Esta exploración del arte político en Mesoamérica coloca la idea del poder en el centro. Está en el núcleo del título y en la médula de cada párrafo. Pero, ¿de qué poder habla el historiador? No se trata, por supuesto, del poder hecho tecnología en la modernidad occidental. Se trata del poder profundo, el poder que inyecta sentido al mundo; el poder que genera, para los hombres, cosmos. Las transformaciones históricas que con tanto cuidado examina Florescano en su trabajo no pertenecen a ese reino autónomo de lo gubernativo que en Occidente despunta en el Renacimiento. No acentúan en exclusiva la jerarquía imperativa del Estado y de su cabeza, el príncipe. Lo político es retratado en este extenso mural como un misterioso y complejo sentido de orden que va mucho más allá del decreto y la ley. Implica fuerza, violencia y sometimiento. Pero no sólo eso. Sea porque en algún tiempo encarnó en la noción de virtud cívica o principesca; sea porque fue procesada después como fuerza mecánica, la política ha quedado reducida al imperio de unos sobre otros. El relato de Florescano tiene el enorme valor de recordarnos el tamaño de esa estrechez moderna: el poder no es solamente sumisión: es, antes que eso, el sitio de la coexistencia.

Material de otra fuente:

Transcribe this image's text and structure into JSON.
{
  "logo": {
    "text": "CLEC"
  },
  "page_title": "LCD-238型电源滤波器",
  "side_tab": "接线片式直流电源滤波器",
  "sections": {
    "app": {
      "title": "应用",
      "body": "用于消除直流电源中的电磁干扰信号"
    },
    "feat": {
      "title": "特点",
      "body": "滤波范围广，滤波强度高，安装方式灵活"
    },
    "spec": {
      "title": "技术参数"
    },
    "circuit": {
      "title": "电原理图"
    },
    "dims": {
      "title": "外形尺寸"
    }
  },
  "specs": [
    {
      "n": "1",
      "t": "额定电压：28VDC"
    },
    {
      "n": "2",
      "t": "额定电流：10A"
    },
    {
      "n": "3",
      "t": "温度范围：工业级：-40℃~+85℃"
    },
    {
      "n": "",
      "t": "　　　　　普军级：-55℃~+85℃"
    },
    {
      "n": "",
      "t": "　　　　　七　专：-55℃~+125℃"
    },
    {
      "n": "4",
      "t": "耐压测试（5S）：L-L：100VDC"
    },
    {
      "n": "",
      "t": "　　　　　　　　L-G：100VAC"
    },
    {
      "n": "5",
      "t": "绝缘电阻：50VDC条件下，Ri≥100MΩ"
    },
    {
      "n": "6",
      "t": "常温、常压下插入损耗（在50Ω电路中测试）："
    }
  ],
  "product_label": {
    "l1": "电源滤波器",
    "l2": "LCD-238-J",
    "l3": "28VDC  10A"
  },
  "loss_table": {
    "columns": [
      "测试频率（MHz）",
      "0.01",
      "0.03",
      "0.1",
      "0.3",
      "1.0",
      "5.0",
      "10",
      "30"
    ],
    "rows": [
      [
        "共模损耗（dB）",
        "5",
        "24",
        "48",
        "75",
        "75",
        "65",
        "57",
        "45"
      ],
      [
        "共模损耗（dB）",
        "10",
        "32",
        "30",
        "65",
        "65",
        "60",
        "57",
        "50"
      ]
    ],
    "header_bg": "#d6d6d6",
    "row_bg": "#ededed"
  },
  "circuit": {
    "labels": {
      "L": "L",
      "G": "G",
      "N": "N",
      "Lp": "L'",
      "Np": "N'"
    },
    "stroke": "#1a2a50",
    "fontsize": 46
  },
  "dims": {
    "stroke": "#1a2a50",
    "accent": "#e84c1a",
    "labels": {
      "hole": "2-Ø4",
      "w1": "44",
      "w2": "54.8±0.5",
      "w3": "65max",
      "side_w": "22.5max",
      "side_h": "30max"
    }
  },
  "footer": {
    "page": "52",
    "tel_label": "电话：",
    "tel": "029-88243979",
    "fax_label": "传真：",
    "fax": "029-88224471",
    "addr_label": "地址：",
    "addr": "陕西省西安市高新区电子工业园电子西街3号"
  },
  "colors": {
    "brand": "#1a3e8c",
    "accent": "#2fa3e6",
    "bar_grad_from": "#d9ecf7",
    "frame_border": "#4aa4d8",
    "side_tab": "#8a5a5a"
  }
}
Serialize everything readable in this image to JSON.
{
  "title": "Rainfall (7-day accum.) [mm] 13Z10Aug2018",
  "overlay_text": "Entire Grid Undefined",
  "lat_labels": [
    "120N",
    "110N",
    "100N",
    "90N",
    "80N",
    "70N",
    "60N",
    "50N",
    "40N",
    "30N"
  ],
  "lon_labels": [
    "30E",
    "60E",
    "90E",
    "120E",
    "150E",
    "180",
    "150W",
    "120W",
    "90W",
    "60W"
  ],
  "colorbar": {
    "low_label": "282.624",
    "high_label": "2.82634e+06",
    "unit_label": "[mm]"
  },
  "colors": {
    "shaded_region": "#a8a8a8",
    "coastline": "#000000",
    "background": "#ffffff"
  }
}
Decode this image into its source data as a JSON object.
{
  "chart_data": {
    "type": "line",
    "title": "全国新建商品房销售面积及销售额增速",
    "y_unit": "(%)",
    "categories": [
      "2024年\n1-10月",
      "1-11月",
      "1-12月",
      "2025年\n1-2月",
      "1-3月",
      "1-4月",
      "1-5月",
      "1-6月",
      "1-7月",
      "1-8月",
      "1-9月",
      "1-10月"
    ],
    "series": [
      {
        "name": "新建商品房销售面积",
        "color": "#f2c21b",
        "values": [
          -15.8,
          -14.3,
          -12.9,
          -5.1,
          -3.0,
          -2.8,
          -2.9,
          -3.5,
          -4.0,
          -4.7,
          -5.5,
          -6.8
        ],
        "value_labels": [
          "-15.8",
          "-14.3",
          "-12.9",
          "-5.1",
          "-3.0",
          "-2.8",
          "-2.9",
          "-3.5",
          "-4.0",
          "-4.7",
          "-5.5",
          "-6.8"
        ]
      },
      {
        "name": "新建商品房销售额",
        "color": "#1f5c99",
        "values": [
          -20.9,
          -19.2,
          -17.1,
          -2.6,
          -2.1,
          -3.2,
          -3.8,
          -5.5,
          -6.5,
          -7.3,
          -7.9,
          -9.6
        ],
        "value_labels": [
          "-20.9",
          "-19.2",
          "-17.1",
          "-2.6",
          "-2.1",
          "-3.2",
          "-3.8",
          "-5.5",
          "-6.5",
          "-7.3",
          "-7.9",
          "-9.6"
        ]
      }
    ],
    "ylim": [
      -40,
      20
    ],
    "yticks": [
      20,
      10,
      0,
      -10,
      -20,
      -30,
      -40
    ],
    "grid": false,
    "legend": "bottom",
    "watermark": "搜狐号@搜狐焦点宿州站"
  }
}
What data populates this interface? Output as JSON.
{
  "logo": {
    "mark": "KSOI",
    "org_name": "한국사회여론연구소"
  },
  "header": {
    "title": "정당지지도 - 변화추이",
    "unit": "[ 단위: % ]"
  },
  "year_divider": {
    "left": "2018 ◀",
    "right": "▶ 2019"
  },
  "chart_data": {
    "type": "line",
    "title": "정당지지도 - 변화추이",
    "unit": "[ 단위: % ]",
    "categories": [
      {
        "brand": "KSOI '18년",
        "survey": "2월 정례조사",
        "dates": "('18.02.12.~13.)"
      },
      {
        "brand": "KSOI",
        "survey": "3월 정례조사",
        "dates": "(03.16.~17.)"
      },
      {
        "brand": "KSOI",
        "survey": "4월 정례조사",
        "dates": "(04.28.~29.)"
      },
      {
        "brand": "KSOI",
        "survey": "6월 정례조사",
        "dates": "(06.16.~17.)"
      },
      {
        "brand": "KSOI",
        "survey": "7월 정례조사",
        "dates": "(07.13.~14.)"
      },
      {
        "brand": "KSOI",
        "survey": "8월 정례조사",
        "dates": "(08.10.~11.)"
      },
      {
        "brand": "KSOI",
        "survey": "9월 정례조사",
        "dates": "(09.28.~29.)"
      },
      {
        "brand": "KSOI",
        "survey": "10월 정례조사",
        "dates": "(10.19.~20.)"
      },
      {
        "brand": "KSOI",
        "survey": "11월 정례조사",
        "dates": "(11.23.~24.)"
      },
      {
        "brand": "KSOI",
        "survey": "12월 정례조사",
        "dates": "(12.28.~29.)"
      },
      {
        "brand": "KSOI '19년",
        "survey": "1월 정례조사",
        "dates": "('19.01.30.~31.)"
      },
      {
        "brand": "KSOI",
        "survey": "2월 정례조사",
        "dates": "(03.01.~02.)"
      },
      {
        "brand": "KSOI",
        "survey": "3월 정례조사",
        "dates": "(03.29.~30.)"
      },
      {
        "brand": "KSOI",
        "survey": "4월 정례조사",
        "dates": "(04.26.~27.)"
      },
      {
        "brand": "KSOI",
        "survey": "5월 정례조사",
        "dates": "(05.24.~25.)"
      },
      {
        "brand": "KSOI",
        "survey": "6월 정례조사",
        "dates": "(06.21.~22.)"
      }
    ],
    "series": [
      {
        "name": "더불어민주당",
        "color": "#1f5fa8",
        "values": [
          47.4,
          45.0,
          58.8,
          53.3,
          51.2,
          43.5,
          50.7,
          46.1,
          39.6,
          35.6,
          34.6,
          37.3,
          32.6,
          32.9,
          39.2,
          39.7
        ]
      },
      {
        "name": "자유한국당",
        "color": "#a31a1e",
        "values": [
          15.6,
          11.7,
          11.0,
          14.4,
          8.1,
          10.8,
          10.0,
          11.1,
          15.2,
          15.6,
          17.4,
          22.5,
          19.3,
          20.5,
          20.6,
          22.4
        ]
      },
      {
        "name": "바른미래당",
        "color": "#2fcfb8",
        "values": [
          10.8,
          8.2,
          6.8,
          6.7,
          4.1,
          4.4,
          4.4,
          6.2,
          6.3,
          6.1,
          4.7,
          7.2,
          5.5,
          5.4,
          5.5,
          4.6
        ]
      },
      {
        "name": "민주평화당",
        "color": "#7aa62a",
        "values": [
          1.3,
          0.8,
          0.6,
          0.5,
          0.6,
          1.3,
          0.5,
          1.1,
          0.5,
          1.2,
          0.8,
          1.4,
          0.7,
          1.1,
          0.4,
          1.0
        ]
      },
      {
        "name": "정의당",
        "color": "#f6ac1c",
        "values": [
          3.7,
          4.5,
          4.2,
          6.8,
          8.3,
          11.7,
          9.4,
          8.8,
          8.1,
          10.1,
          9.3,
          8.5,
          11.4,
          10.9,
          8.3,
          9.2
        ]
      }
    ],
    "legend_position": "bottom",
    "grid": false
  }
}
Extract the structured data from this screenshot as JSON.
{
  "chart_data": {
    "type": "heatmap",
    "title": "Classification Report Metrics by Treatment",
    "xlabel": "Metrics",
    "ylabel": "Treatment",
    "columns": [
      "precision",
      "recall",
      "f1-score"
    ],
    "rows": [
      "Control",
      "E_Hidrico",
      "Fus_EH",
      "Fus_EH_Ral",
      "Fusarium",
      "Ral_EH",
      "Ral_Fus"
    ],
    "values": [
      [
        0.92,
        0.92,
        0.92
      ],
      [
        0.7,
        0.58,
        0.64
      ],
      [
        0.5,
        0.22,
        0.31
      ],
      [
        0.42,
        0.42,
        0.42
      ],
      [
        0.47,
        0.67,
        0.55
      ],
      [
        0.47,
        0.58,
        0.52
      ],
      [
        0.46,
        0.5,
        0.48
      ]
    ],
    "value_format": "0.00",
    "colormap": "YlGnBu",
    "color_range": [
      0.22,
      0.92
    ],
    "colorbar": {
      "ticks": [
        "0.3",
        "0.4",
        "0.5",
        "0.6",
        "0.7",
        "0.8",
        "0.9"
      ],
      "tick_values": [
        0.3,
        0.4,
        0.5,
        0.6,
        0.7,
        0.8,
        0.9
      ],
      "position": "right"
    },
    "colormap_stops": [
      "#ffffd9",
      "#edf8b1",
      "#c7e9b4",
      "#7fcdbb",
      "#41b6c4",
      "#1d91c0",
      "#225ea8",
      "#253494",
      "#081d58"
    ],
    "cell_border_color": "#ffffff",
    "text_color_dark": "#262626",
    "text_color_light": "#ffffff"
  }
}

El viaje que Florescano hace por los siglos anteriores a la llegada de los españoles, representa, ante todo, el esfuerzo por descifrar el contenido simbólico de la política. En la estructura urbana de las ciudades mesoamericanas, en sus estelas y murales, en figuras y tumbas abundan narraciones, alegorías, recuerdos, leyendas y metáforas que interpretan el mundo y que, sobre todo, los vuelven un compuesto coherente, integrado, armónico. Plantas y planetas; volcanes y guerras; gobiernos, hombres y bestias hilados en el mito. La actividad simbólica, ha dicho Michael Walzer, le permite a la política lograr su objetivo central: unificar; hacer, de lo diverso, uno. Los símbolos del poder en Mesoamérica, no son decorado de los palacios: son marcos del pensar y, por ello, contornos de la acción colectiva. Los símbolos rodean las ideas y definen lo inconcebible. Así, el Estado mesoamericano, una hazaña de la centralización, la potencia fiscal, la organización económica, la demarcación territorial, la organicidad demográfica es también una joya de la arquitectura simbólica.